核心一句话:马尔可夫决策过程是强化学习的数学骨架,它把交易问题拆解成状态、动作、奖励三个要素,然后通过策略和价值函数来求解最优交易行为。

4.1 马尔可夫决策过程(MDP)——交易世界的数学建模

先说说马尔可夫性。这个概念其实很简单:未来只取决于现在,与过去无关。我在做高频交易策略时,经常用这个假设——当前时刻的订单簿状态已经包含了所有历史信息,不需要再往前翻10笔成交记录。

一个完整的MDP由五元组定义:

(S, A, P, R, γ)

其中:

  • S:状态空间,所有可能的市场状态集合
  • A:动作空间,所有可执行的操作集合
  • P:状态转移概率,P(s'|s,a) 表示在状态s执行动作a后,转移到s'的概率
  • R:奖励函数,R(s,a,s') 表示在状态s执行动作a并转移到s'获得的即时奖励
  • γ:折扣因子,0≤γ≤1,控制未来奖励的重要性

嗯,这里要注意:交易中的状态转移概率P,其实很难精确知道。我刚开始做强化学习交易时,总想把这个概率算得特别准,结果发现市场是非平稳的,历史概率根本不管用。后来我改用无模型方法,直接通过采样来学习,反而效果更好。

4.2 状态、动作与奖励——交易三要素

咱们把这三个概念映射到交易场景中,你就明白了。

状态(State)

状态就是交易员眼中的市场快照。我个人习惯把状态分为三类:

  • 市场状态:当前价格、成交量、波动率、技术指标等
  • 持仓状态:当前仓位、持仓成本、浮动盈亏等
  • 账户状态:可用资金、风险敞口、杠杆倍数等

举个例子,一个简单的状态向量可能是:

s = [close_price, volume, rsi_14, position_size, unrealized_pnl, cash_balance]

避坑指南:我曾经把状态维度设得特别高,用了50多个特征,结果模型训练了三天都不收敛。后来才明白,状态设计要遵循"够用就好"原则,一般5-15个关键特征就足够了。

动作(Action)

动作就是交易员能做的操作。常见的有:

  • 离散动作:买入、卖出、持有(最常用)
  • 连续动作:买入多少手、卖出多少手(更精细但更难学)
  • 混合动作:先决定方向,再决定数量

我建议初学者先从离散动作开始。为什么?因为连续动作空间太大,探索效率极低。我记得第一次用连续动作做回测,跑了100万步还没找到赚钱的策略,后来换成离散动作,10万步就出效果了。

奖励(Reward)

奖励是强化学习的"指挥棒"。设计不好,模型就会学歪。常见的奖励设计:

奖励类型 公式 特点
简单收益 r = pnl 容易理解,但忽略风险
夏普比率 r = (pnl - rf) / σ 考虑风险调整,更稳健
对数收益 r = ln(1 + return) 避免大亏,适合复利
混合奖励 r = pnl - λ * risk 可调节风险偏好

警告:千万别只用累计收益做奖励!我见过一个策略,为了追求高收益,疯狂加杠杆,最后回撤超过80%。奖励函数一定要包含风险惩罚项,否则模型会学会"赌徒式"交易。

4.3 策略——交易员的决策规则

策略π就是状态到动作的映射。用数学语言说:π(a|s) = P(A=a|S=s)。

策略分两种:

  • 确定性策略:每个状态对应唯一动作。比如"当RSI低于30时买入"
  • 随机性策略:每个状态对应动作的概率分布。比如"当RSI低于30时,80%概率买入,20%概率持有"

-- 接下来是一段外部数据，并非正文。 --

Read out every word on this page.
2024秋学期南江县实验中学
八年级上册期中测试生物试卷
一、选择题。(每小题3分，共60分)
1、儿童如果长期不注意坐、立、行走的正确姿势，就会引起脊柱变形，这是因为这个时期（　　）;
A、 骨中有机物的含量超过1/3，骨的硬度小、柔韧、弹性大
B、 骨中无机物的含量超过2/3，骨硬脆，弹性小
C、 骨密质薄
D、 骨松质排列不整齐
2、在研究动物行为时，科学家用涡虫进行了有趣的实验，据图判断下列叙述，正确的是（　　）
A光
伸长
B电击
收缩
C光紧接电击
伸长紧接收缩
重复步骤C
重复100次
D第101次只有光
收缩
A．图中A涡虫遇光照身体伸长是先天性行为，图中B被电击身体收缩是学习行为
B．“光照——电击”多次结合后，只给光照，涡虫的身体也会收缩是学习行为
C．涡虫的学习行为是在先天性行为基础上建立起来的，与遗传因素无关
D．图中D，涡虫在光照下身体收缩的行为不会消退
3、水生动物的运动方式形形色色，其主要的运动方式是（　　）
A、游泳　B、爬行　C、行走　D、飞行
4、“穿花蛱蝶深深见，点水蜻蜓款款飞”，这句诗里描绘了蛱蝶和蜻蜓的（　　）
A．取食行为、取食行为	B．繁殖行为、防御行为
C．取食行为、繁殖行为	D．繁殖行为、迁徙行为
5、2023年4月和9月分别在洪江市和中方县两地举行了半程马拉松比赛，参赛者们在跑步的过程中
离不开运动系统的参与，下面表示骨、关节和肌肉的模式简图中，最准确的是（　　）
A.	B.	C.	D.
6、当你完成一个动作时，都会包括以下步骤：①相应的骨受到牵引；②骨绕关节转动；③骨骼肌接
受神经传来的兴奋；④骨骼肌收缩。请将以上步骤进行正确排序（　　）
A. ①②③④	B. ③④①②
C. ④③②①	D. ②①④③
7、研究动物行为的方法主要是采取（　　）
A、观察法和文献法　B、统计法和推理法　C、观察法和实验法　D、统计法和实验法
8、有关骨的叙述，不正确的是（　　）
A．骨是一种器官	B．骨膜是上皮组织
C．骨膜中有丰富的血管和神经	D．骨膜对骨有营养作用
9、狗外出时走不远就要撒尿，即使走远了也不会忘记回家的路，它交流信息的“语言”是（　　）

交易中我更喜欢随机性策略。为什么?因为市场有噪声,确定性策略容易过拟合。我曾经用确定性策略做回测,夏普比率高达3.0,结果实盘直接崩了——模型太"自信"了,遇到没见过的市场状态就乱来。随机性策略天然带有探索性,鲁棒性更好。

4.4 价值函数——给状态和动作打分

价值函数是强化学习的核心。它回答一个问题:当前状态(或状态-动作对)到底有多好?

状态价值函数 V(s)

表示从状态s开始,按照策略π行动,能获得的期望累计折扣奖励:

Vπ(s) = Eπ[ Σ γ^k * r_{t+k+1} | S_t = s ]

动作价值函数 Q(s,a)

表示在状态s执行动作a后,再按照策略π行动,能获得的期望累计折扣奖励:

Qπ(s,a) = Eπ[ Σ γ^k * r_{t+k+1} | S_t = s, A_t = a ]

这两个函数的关系很简单:V(s) = max_a Q(s,a)。也就是说,状态的价值等于该状态下所有动作中最好的那个Q值。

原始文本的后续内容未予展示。